Parents who leave with clarity are better equipped to co-parent in a way that protects their kids from ongoing conflict. The relationship ends. The family doesn’t have to.
Client Experience
“We had been stuck in the same conversation for two years. David helped us finally see it clearly, understand our part in it, and make a decision we could both live with. I don’t know where we’d be if we hadn’t done this first.“
– Former discernment counseling client
How to Talk to Your Resistant Partner
If your partner has checked out (“nothing will help”)
Don’t argue with their hopelessness. Meet it. Tell them you’re not asking them to commit to fixing anything. You’re asking for one session with someone who works specifically with couples where one person isn’t sure. One session to get a clearer read on where things stand. That’s all.
If your partner wants to handle it privately (“we don’t need outside help”)
Respect that instinct. Frame this as time limited (five sessions maximum) and decision focused, not open ended therapy. This isn’t about bringing in a referee. It’s about getting a clearer picture of something you’re both too close to see clearly on your own.
If your partner thinks therapy is pointless (“I’m not doing therapy”)
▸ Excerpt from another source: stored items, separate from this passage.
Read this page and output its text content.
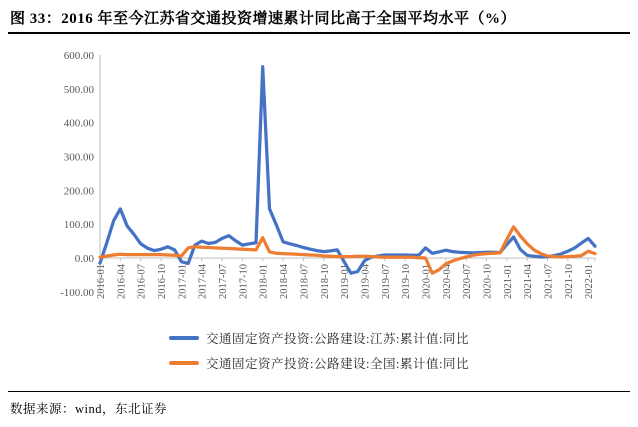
图 33：2016 年至今江苏省交通投资增速累计同比高于全国平均水平（%）
600.00
500.00
400.00
300.00
200.00
100.00
0.00
-100.00 2016-01 2016-04 2016-07 2016-10 2017-01 2017-04 2017-07 2017-10 2018-01 2018-04 2018-07 2018-10 2019-01 2019-04 2019-07 2019-10 2020-01 2020-04 2020-07 2020-10 2021-01 2021-04 2021-07 2021-10 2022-01
交通固定资产投资:公路建设:江苏:累计值:同比
交通固定资产投资:公路建设:全国:累计值:同比
数据来源：wind，东北证券
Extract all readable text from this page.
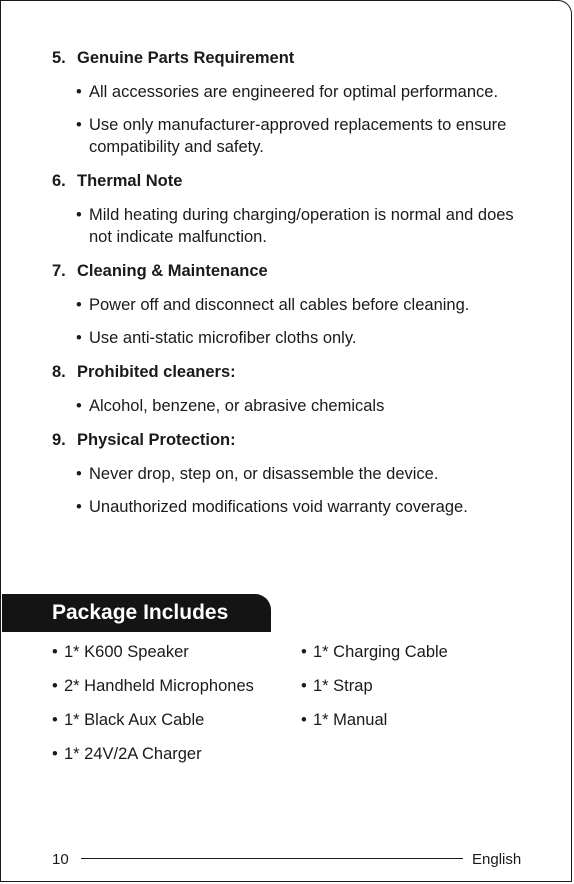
5. Genuine Parts Requirement
• All accessories are engineered for optimal performance.
• Use only manufacturer-approved replacements to ensure compatibility and safety.
6. Thermal Note
• Mild heating during charging/operation is normal and does not indicate malfunction.
7. Cleaning & Maintenance
• Power off and disconnect all cables before cleaning.
• Use anti-static microfiber cloths only.
8. Prohibited cleaners:
• Alcohol, benzene, or abrasive chemicals
9. Physical Protection:
• Never drop, step on, or disassemble the device.
• Unauthorized modifications void warranty coverage.
Package Includes
• 1* K600 Speaker
• 2* Handheld Microphones
• 1* Black Aux Cable
• 1* 24V/2A Charger
• 1* Charging Cable
• 1* Strap
• 1* Manual
10	English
Don’t call it therapy. Call it a consultation with someone who helps couples figure out what they’re actually dealing with before deciding what to do next. One session, no commitment, no pressure to change anything. Designed for people who are skeptical, not already bought in.
Frequently Asked Questions
How many sessions does this take?
Typically 5 sessions or fewer, completed within 2 to 5 weeks. Most couples reach clarity within 2 to 3 sessions. The process is time limited by design because prolonged limbo is its own kind of damage.
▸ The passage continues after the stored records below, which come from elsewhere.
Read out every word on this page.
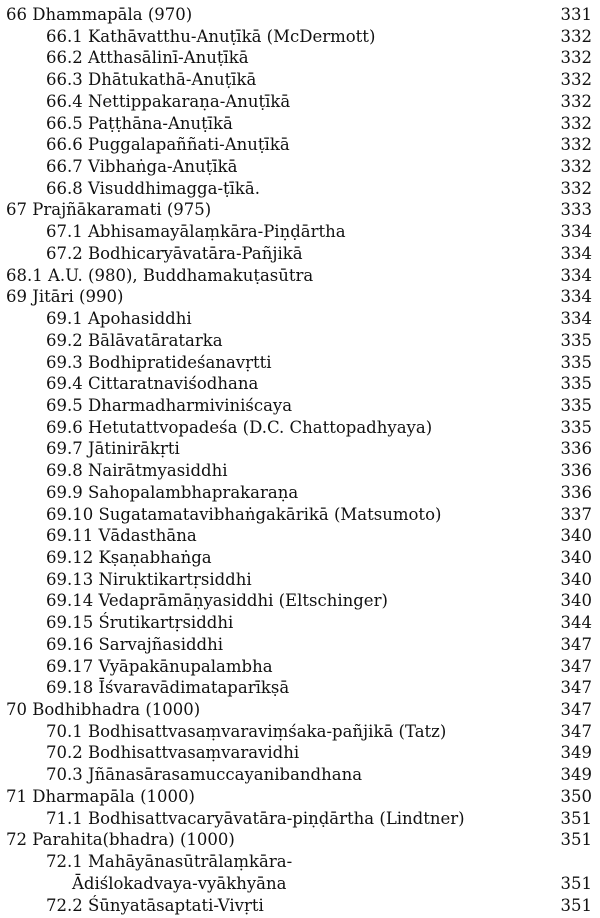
66 Dhammapāla (970)	331
66.1 Kathāvatthu-Anuṭīkā (McDermott)	332
66.2 Atthasālinī-Anuṭīkā	332
66.3 Dhātukathā-Anuṭīkā	332
66.4 Nettippakaraṇa-Anuṭīkā	332
66.5 Paṭṭhāna-Anuṭīkā	332
66.6 Puggalapaññati-Anuṭīkā	332
66.7 Vibhaṅga-Anuṭīkā	332
66.8 Visuddhimagga-ṭīkā.	332
67 Prajñākaramati (975)	333
67.1 Abhisamayālaṃkāra-Piṇḍārtha	334
67.2 Bodhicaryāvatāra-Pañjikā	334
68.1 A.U. (980), Buddhamakuṭasūtra	334
69 Jitāri (990)	334
69.1 Apohasiddhi	334
69.2 Bālāvatāratarka	335
69.3 Bodhipratideśanavṛtti	335
69.4 Cittaratnaviśodhana	335
69.5 Dharmadharmiviniścaya	335
69.6 Hetutattvopadeśa (D.C. Chattopadhyaya)	335
69.7 Jātinirākṛti	336
69.8 Nairātmyasiddhi	336
69.9 Sahopalambhaprakaraṇa	336
69.10 Sugatamatavibhaṅgakārikā (Matsumoto)	337
69.11 Vādasthāna	340
69.12 Kṣaṇabhaṅga	340
69.13 Niruktikartṛsiddhi	340
69.14 Vedaprāmāṇyasiddhi (Eltschinger)	340
69.15 Śrutikartṛsiddhi	344
69.16 Sarvajñasiddhi	347
69.17 Vyāpakānupalambha	347
69.18 Īśvaravādimataparīkṣā	347
70 Bodhibhadra (1000)	347
70.1 Bodhisattvasaṃvaraviṃśaka-pañjikā (Tatz)	347
70.2 Bodhisattvasaṃvaravidhi	349
70.3 Jñānasārasamuccayanibandhana	349
71 Dharmapāla (1000)	350
71.1 Bodhisattvacaryāvatāra-piṇḍārtha (Lindtner)	351
72 Parahita(bhadra) (1000)	351
72.1 Mahāyānasūtrālaṃkāra-
Ādiślokadvaya-vyākhyāna	351
72.2 Śūnyatāsaptati-Vivṛti	351
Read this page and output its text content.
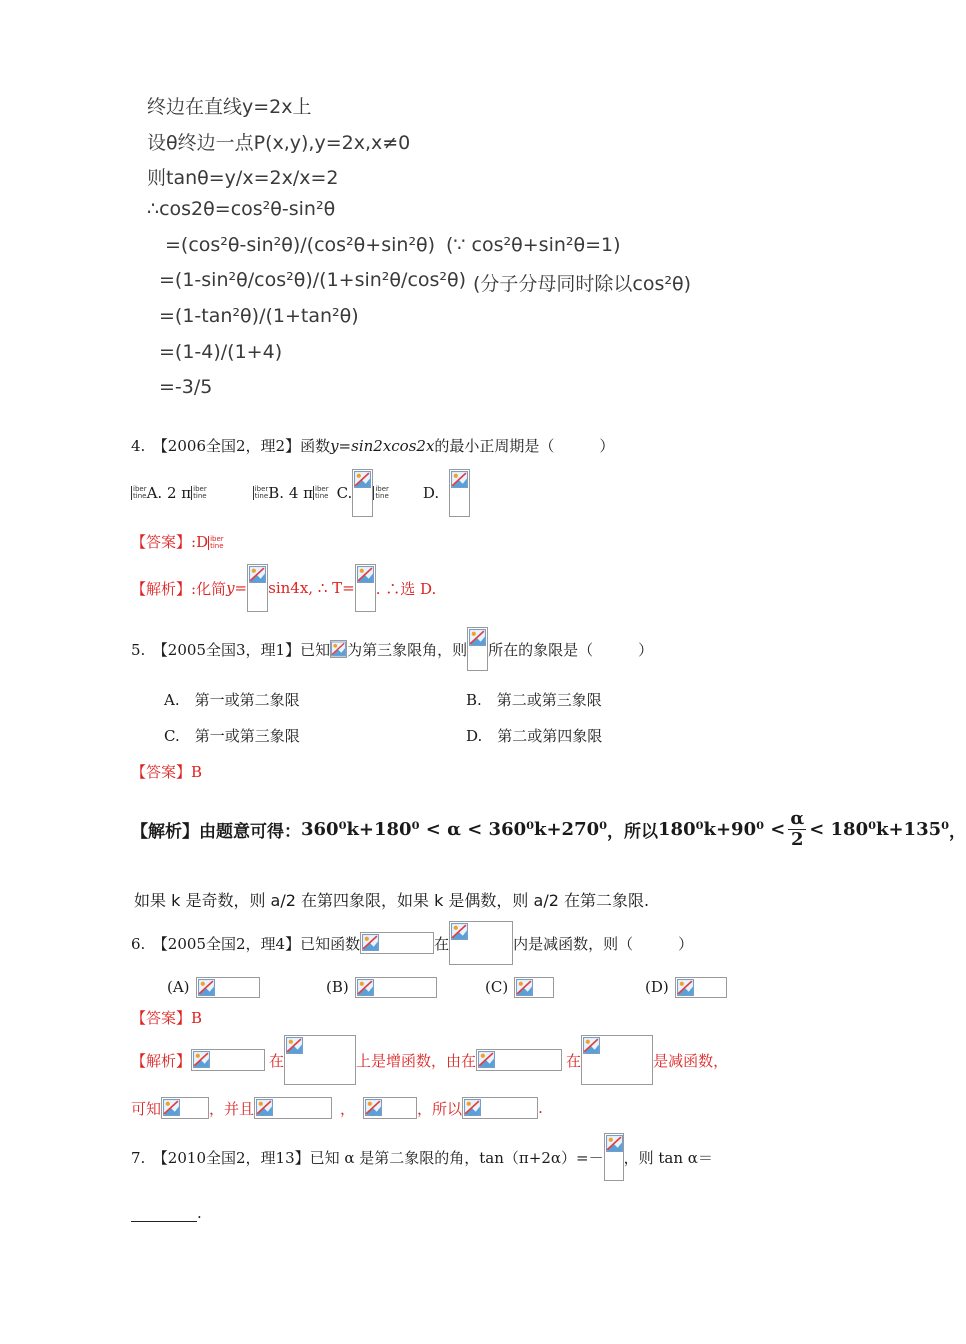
终边在直线y=2x上
设θ终边一点P(x,y),y=2x,x≠0
则tanθ=y/x=2x/x=2
∴cos2θ=cos²θ-sin²θ
=(cos²θ-sin²θ)/(cos²θ+sin²θ) (∵ cos²θ+sin²θ=1)
=(1-sin²θ/cos²θ)/(1+sin²θ/cos²θ) (分子分母同时除以cos²θ)
=(1-tan²θ)/(1+tan²θ)
=(1-4)/(1+4)
=-3/5
4.　【2006全国2，理2】函数y=sin2xcos2x的最小正周期是（　　　）
iber
tine A. 2 π iber
tine
iber
tine B. 4 π iber
tine C.	iber
tine D.
【答案】:D iber
tine
【解析】 :化简 y= sin4x, ∴ T= . ∴选 D.
5.　【2005全国3，理1】已知 为第三象限角，则 所在的象限是（　　　）
A.　第一或第二象限	B.　第二或第三象限
C.　第一或第三象限	D.　第二或第四象限
【答案】B
【解析】 由题意可得： 360⁰k+180⁰ < α < 360⁰k+270⁰ ，所以 $180^0k+90^0 < \frac{\alpha}{2} < 180^0k+135^0$ ，
如果 k 是奇数，则 a/2 在第四象限，如果 k 是偶数，则 a/2 在第二象限.
6.　【2005全国2，理4】已知函数	在	内是减函数，则（　　　）
(A)	(B)	(C)	(D)
【答案】B
【解析】	在	上是增函数，由在	在	是减函数，
可知	，并且	，	，所以	.
7.　【2010全国2，理13】已知 α 是第二象限的角，tan（π+2α）=－ ，则 tan α＝
.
What if we decide to work on the relationship?
You enter a structured couples therapy program designed to address the specific patterns maintaining your dysfunction. Both partners take divorce off the table for six months and fully engage in the work, not one person trying while the other stays on the fence.
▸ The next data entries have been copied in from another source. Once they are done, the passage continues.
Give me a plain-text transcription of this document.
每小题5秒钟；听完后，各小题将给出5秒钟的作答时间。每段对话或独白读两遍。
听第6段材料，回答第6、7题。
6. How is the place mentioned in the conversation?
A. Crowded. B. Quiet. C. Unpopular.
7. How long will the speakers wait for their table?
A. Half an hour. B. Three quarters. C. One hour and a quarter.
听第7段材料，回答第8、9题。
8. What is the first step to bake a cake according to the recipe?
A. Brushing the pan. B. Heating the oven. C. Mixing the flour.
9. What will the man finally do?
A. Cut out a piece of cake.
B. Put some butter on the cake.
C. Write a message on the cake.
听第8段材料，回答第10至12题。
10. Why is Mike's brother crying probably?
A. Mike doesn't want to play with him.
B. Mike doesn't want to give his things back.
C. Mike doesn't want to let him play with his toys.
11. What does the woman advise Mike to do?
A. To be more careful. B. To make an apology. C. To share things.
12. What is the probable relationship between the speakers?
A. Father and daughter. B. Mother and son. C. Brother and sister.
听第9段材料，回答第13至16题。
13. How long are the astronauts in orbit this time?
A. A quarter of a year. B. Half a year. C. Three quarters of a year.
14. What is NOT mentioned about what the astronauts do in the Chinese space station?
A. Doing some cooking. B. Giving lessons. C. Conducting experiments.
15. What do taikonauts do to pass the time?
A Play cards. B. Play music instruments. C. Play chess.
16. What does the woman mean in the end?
What if only one of us wants to come?
Discernment counseling works best with both partners. That said, I can meet with one partner initially to assess the situation and help you think through how to approach a reluctant spouse. Individual sessions can also help you clarify your own thinking before your partner is ready.
How much does it cost?
Discernment counseling is a flat rate package, not per session billing. The specific investment is discussed during your initial consultation. Superbills are available for out of network insurance reimbursement.
Is telehealth available?
Yes, throughout Oregon and Arizona. For clients outside these states, discernment counseling is available worldwide as relationship coaching.
What does “success” mean with Discernment Counseling?
Not whether you stay together. Success is making a decision from accurate understanding rather than exhaustion, fear, or false hope. Couples who gain real clarity, whether they stay or leave, move forward differently than couples who stay stuck in limbo.
Discernment Counseling Is Not the Right Fit if…
- There’s active domestic violence or coercive control
- There’s active untreated substance abuse requiring primary treatment
- Both partners are already committed to working on the relationship (couples therapy is the better fit)
- You’re looking for open ended, ongoing therapy
Take the Next Step
You’ve been living in the question long enough. The indecision isn’t protecting you. It’s costing you. Every week in limbo is another week of quiet erosion: of the relationship, of your own clarity, of whatever is still possible.
Discernment counseling won’t make the decision for you. But it will give you what you’ve been missing: an honest picture of what you’re actually dealing with, what’s realistically possible, and what each path would look like for your specific situation.
You deserve to make this decision from solid ground. Not from exhaustion. Not from fear. Not from one more month of the same conversation that goes nowhere.